For many Californians 50 and younger, the state's tortured relationship with Mexico has been a constant.

That's because the last 40 years saw a massive migration of 12 million immigrants from Mexico, which spawned years of political discord and ethnic bashing.

Yet with few ripples and making mostly back-page news, the Pew Hispanic Center declared two weeks ago that net migration from Mexico to the United States – with California the most frequent destination – had virtually ended.

"We do know that the current standstill is more than just a temporary pause," said Paul Taylor, director of the nonpartisan think tank and an authority on Latino immigration.

"Net migration from Mexico has been at zero – and perhaps less – since 2007."

The economic slowdown, tougher immigration enforcement under President Barack Obama and danger along the border region are cited as the biggest reasons why Mexicans are staying home.

According to the Associated Press, the Border Patrol made 327,577 apprehensions last year, the lowest since 1971. That's also down 80 percent from 1.6 million apprehensions in 2000.

Meanwhile, the number of Border Patrol agents has doubled since 2004 to 21,000, the AP has reported.

We can't say the border region has been locked down.

But only the most nativist voices among us continue to beat the drum of the U.S.-Mexico border as a dire threat to our republic. In testimony before Congress on Tuesday, Border Patrol Chief Mike Fisher said the new reality calls for more nuanced strategies of enforcement. Agents use intelligence to target repeat border offenders and dangerous criminals posing imminent security risks.

Other federal agencies are using the same strategy.

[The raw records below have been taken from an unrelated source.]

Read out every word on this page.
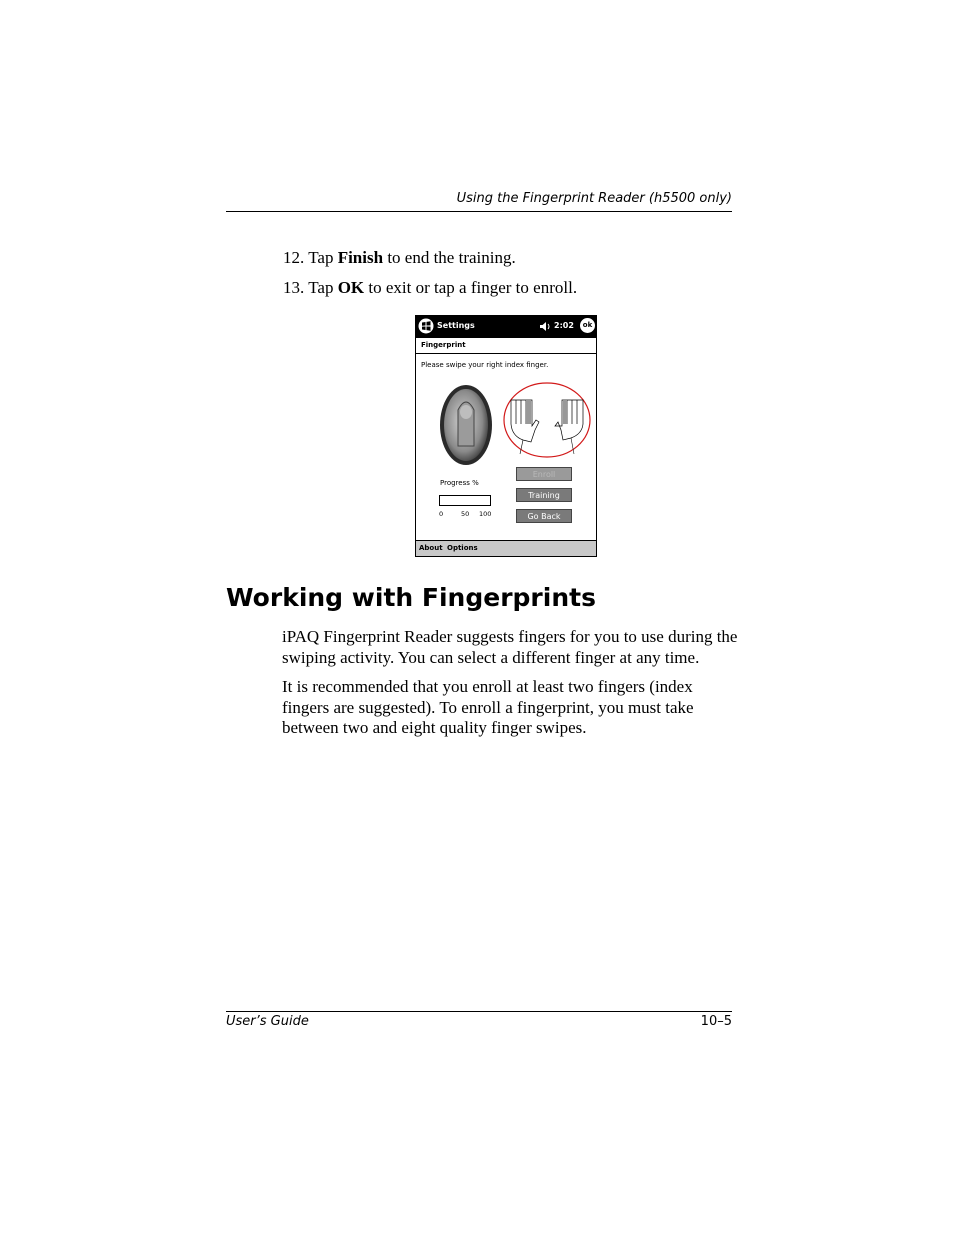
Using the Fingerprint Reader (h5500 only)
12. Tap Finish to end the training.
13. Tap OK to exit or tap a finger to enroll.
Settings	2:02	ok
Fingerprint
Please swipe your right index finger.
Enroll
Training
Go Back
Progress %
0	50 100
About Options
Working with Fingerprints
iPAQ Fingerprint Reader suggests fingers for you to use during the swiping activity. You can select a different finger at any time.
It is recommended that you enroll at least two fingers (index fingers are suggested). To enroll a fingerprint, you must take between two and eight quality finger swipes.
User’s Guide	10–5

"Unless they are national security risks or public safety issues, we are not bringing immigrants before an immigration judge," said Ramon Castillo, chief of staff at the Sacramento branch of U.S. Citizenship and Immigration Services.

What does it mean? For starters, negative public perception on immigration hasn't caught up with reality.

With a break in the immigration wave, the hope is that the public's perception will shift and people will see a benefit to immigration reform so undocumented workers toiling in low-wage jobs can acquire legal residency.

We also can hope that the coming boom in Latino voting in 2014 and beyond will eventually overpower negative ethnic politics.

Yes, send rapists and drug dealers back to their country. But like the Italians and Irish of yesteryear, many Mexican immigrants are generating positive returns with their emotional and financial investments in America.

We see it in our lives every day. Hopefully it will become the new reality of the near future.